Около одиннадцати ее потянуло ко сну. Что ни говори, а устаешь ведь за день — покупатели один противней другого: одно им покажи, другое подай. Чуть выйдешь в подсобку покурить, потрепаться, сразу крики: «Девушка! Девушка! Сколько можно ждать!» А сами, бездельники, со службы небось смылись, чтобы по магазинам пошляться. Знаем мы вас!..
Вдруг Женечка вспомнила про ту непонятную вещь, приобретенную неизвестно зачем и для чего. Все из-за шальной Тамарки… Еще раз оглядела вещичку, подивилась несуразности ее, непонятности и совершенной ни на что непохожести. Придумают же такое люди! Пожав плечами, положила посреди стола и отправилась спать. Уже раздеваясь, Женюрочка, по привычке, оглядела спальню, бросила взгляд в гостиную и, как всегда, вздохнула. Обстановочка-то, конечно, сносная, вроде все есть, но по нынешним временам — убогость, нищета. Разве ж так приличные-то люди живут! Вон соседи на этой же площадке, напротив, — трехкомнатная квартира обставлена румынской мебелью, все блестит — стенки, серванты, шкафы, шифоньер. А кухня, боже ж ты мой!.. Конечно, она и сама могла бы достать что-то такое, но надо ведь и на люди в чем-то выходить — ювелирные цацки, меха, сапожки, кожаное пальто, дубленка… Где ж на все сразу-то напасешься… С этими невеселыми мыслями Женечка и заснула. Приснилось черт-те что: тут была и та непонятная лакированная коробка, в которой почему-то оказывался «Тройной» одеколон, и за ним ломилась толпа, грозя написать кому-то и куда-то, была Томик, нахально и вызывающе отплясывающая на прилавке танец из какого-то заграничного фильма, и много еще разной мелкой ерунды.
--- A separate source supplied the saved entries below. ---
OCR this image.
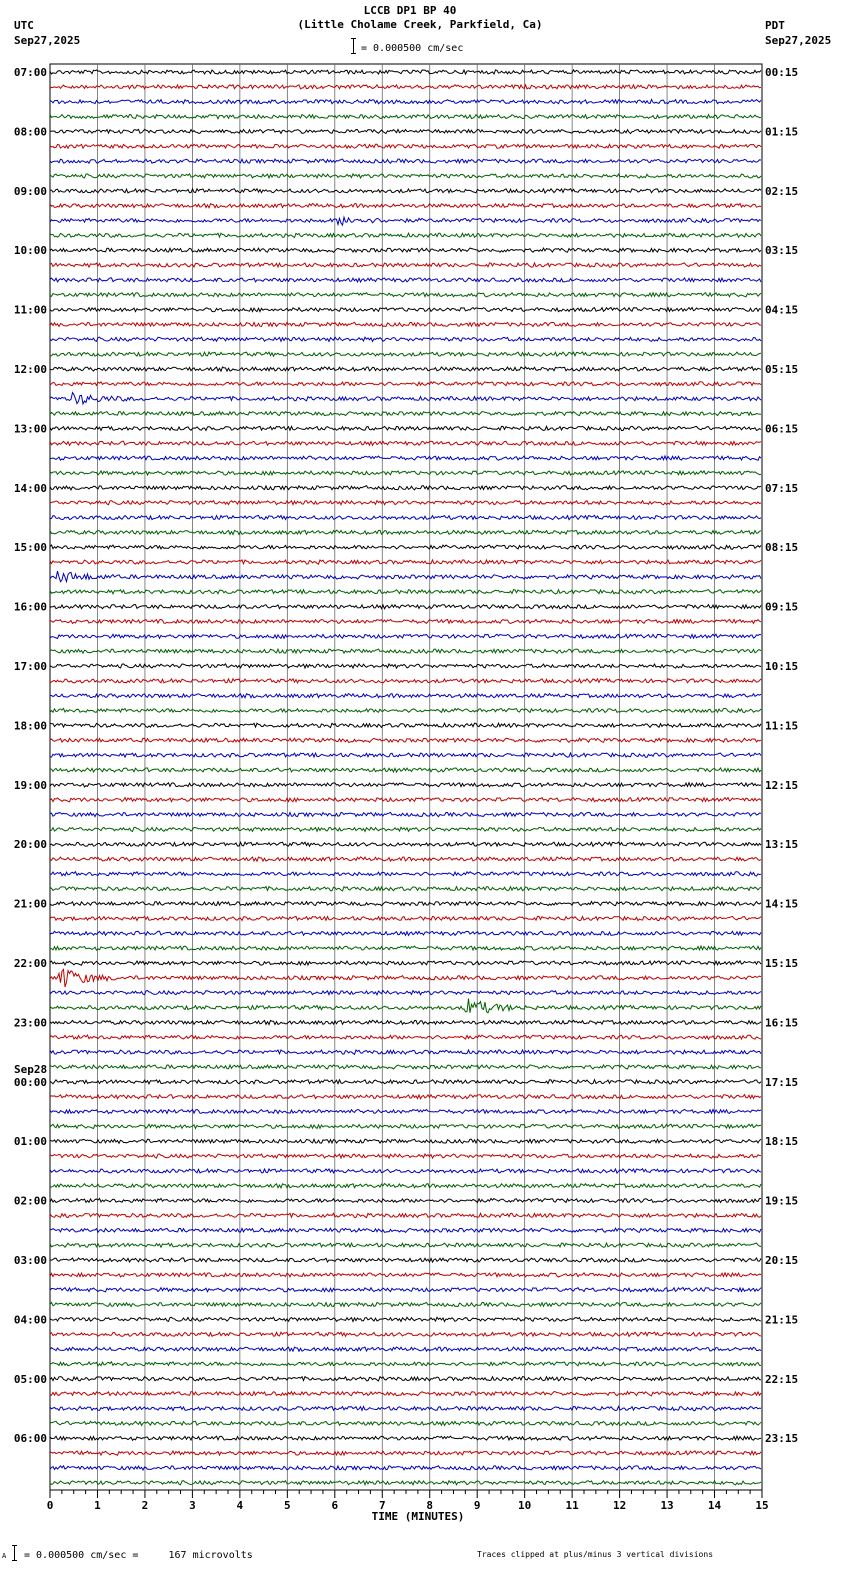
LCCB DP1 BP 40
(Little Cholame Creek, Parkfield, Ca)
UTC
Sep27,2025
PDT
Sep27,2025
= 0.000500 cm/sec
07:00
08:00
09:00
10:00
11:00
12:00
13:00
14:00
15:00
16:00
17:00
18:00
19:00
20:00
21:00
22:00
23:00
00:00
01:00
02:00
03:00
04:00
05:00
06:00
00:15
01:15
02:15
03:15
04:15
05:15
06:15
07:15
08:15
09:15
10:15
11:15
12:15
13:15
14:15
15:15
16:15
17:15
18:15
19:15
20:15
21:15
22:15
23:15
Sep28
0	1	2	3	4	5	6	7	8	9	10	11	12	13	14	15
TIME (MINUTES)
A = 0.000500 cm/sec =     167 microvolts	Traces clipped at plus/minus 3 vertical divisions
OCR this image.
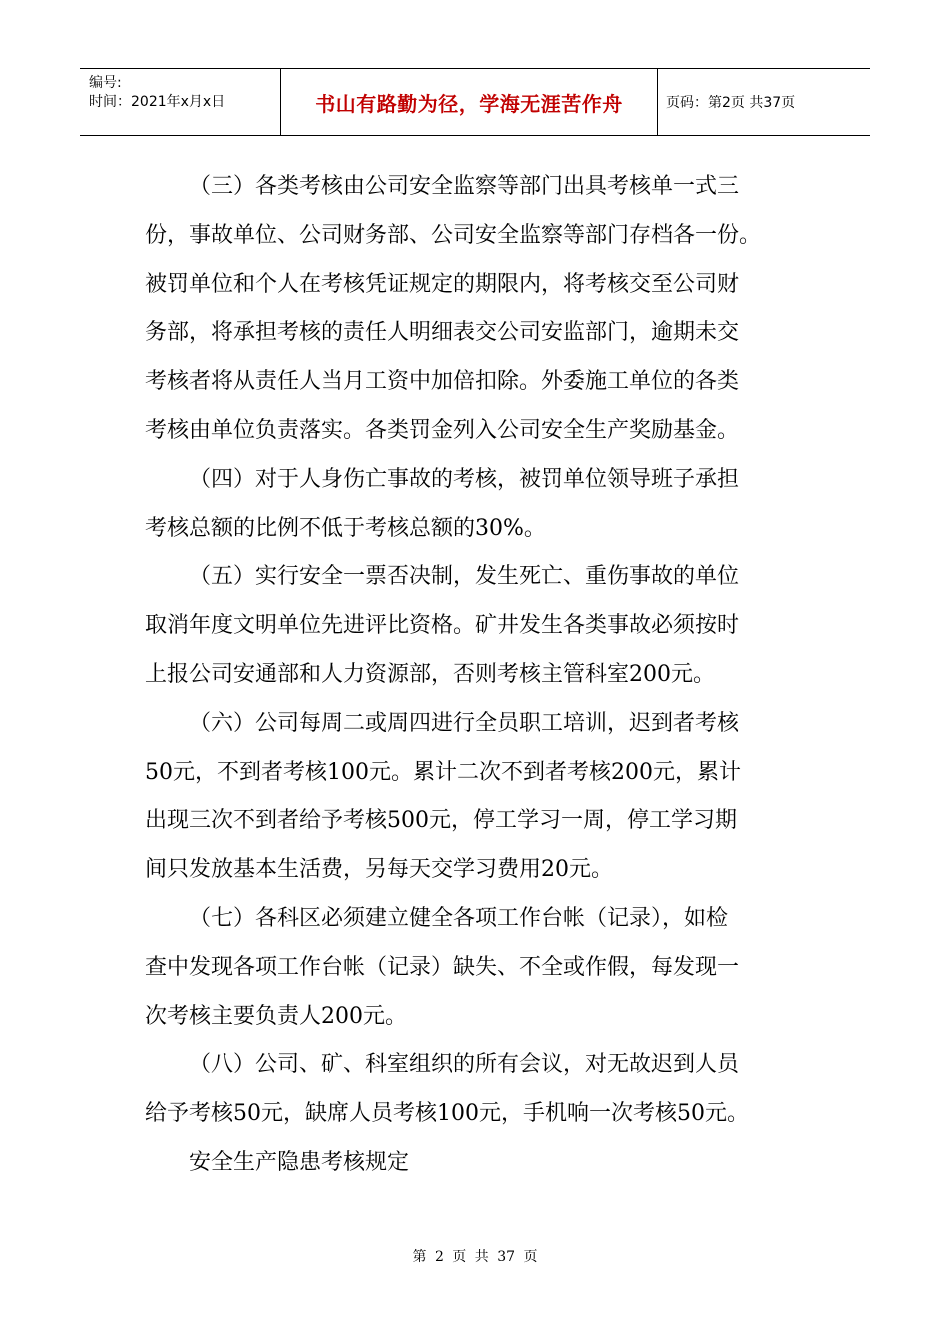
编号:
时间：2021年x月x日	书山有路勤为径，学海无涯苦作舟	页码：第2页 共37页

（三）各类考核由公司安全监察等部门出具考核单一式三
份，事故单位、公司财务部、公司安全监察等部门存档各一份。
被罚单位和个人在考核凭证规定的期限内，将考核交至公司财
务部，将承担考核的责任人明细表交公司安监部门，逾期未交
考核者将从责任人当月工资中加倍扣除。外委施工单位的各类
考核由单位负责落实。各类罚金列入公司安全生产奖励基金。

（四）对于人身伤亡事故的考核，被罚单位领导班子承担
考核总额的比例不低于考核总额的30%。

（五）实行安全一票否决制，发生死亡、重伤事故的单位
取消年度文明单位先进评比资格。矿井发生各类事故必须按时
上报公司安通部和人力资源部，否则考核主管科室200元。

（六）公司每周二或周四进行全员职工培训，迟到者考核
50元，不到者考核100元。累计二次不到者考核200元，累计
出现三次不到者给予考核500元，停工学习一周，停工学习期
间只发放基本生活费，另每天交学习费用20元。

（七）各科区必须建立健全各项工作台帐（记录），如检
查中发现各项工作台帐（记录）缺失、不全或作假，每发现一
次考核主要负责人200元。

（八）公司、矿、科室组织的所有会议，对无故迟到人员
给予考核50元，缺席人员考核100元，手机响一次考核50元。

安全生产隐患考核规定

第 2 页 共 37 页
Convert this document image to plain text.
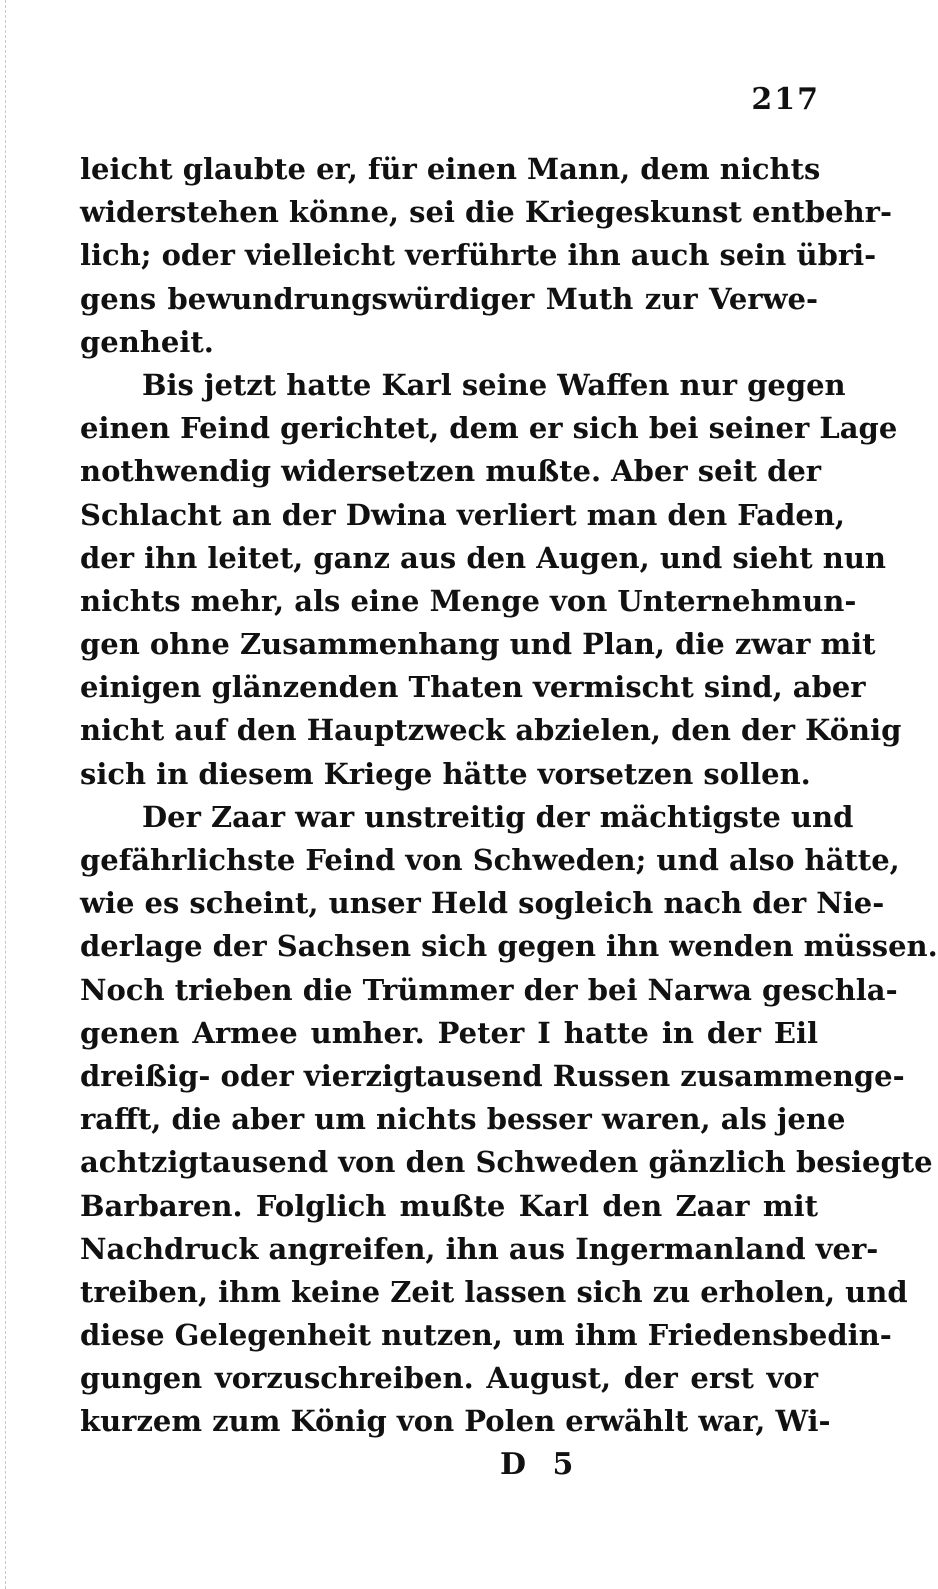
217
leicht glaubte er, für einen Mann, dem nichts
widerstehen könne, sei die Kriegeskunst entbehr-
lich; oder vielleicht verführte ihn auch sein übri-
gens bewundrungswürdiger Muth zur Verwe-
genheit.
Bis jetzt hatte Karl seine Waffen nur gegen
einen Feind gerichtet, dem er sich bei seiner Lage
nothwendig widersetzen mußte. Aber seit der
Schlacht an der Dwina verliert man den Faden,
der ihn leitet, ganz aus den Augen, und sieht nun
nichts mehr, als eine Menge von Unternehmun-
gen ohne Zusammenhang und Plan, die zwar mit
einigen glänzenden Thaten vermischt sind, aber
nicht auf den Hauptzweck abzielen, den der König
sich in diesem Kriege hätte vorsetzen sollen.
Der Zaar war unstreitig der mächtigste und
gefährlichste Feind von Schweden; und also hätte,
wie es scheint, unser Held sogleich nach der Nie-
derlage der Sachsen sich gegen ihn wenden müssen.
Noch trieben die Trümmer der bei Narwa geschla-
genen Armee umher. Peter I hatte in der Eil
dreißig- oder vierzigtausend Russen zusammenge-
rafft, die aber um nichts besser waren, als jene
achtzigtausend von den Schweden gänzlich besiegte
Barbaren. Folglich mußte Karl den Zaar mit
Nachdruck angreifen, ihn aus Ingermanland ver-
treiben, ihm keine Zeit lassen sich zu erholen, und
diese Gelegenheit nutzen, um ihm Friedensbedin-
gungen vorzuschreiben. August, der erst vor
kurzem zum König von Polen erwählt war, Wi-
D 5
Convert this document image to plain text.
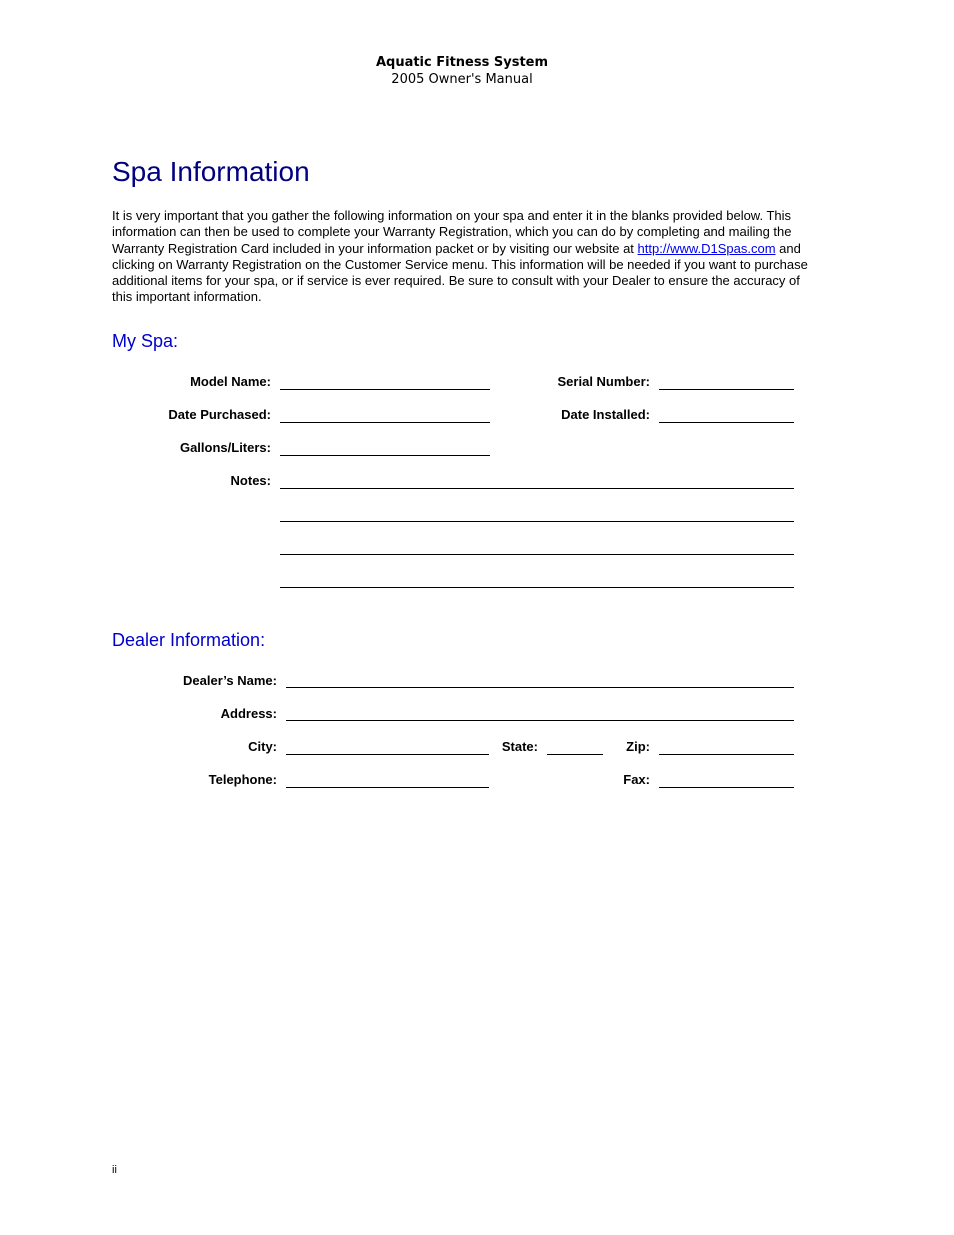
Aquatic Fitness System
2005 Owner's Manual
Spa Information
It is very important that you gather the following information on your spa and enter it in the blanks provided below. This information can then be used to complete your Warranty Registration, which you can do by completing and mailing the Warranty Registration Card included in your information packet or by visiting our website at http://www.D1Spas.com and clicking on Warranty Registration on the Customer Service menu. This information will be needed if you want to purchase additional items for your spa, or if service is ever required. Be sure to consult with your Dealer to ensure the accuracy of this important information.
My Spa:
Model Name:	Serial Number:
Date Purchased:	Date Installed:
Gallons/Liters:
Notes:
Dealer Information:
Dealer’s Name:
Address:
City:	State:	Zip:
Telephone:	Fax:
ii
Проснулась Женечка с больной головой от верещанья будильника. Еще не совсем проснувшись, побрела в ванную, приняла душ, посвежела, приободрилась. Расчесала волосы, накинула халат, напевая, вошла в гостиную. Включила свет и… обмерла. Перед глазами замельтешили разноцветные пятна, пол под ногами качнулся, пошел по кругу. Женечка зажмурилась, а когда открыла глаза, увидела со всей отчетливостью, во всей осязаемой вещественности неузнаваемую, чужую какую-то квартиру, плотно заставленную прямо-таки невероятно красивой мебелью. Куда там до нее румынской из квартиры напротив! Уж не французская ли (слыхала Женюрочка, что редко-редко достают люди и такую)? И телевизор тоже, зараза, преобразился — теперь это был японский «Шарп». В раскрытом баре виднелся сомкнутый строй бутылок с явно заграничными наклейками. В распахнутом шифоньере висело что-то воздушное, розовое и голубое, лоснилось что-то шелковистое, бархатистое. А на полу — огромный коврище… Такого Женечка вынести не могла. Она не помнила, как натянула сапожки, как прямо поверх халата накинула дубленку и, простоволосая, вылетела вон из объятой чертовщиной квартиры.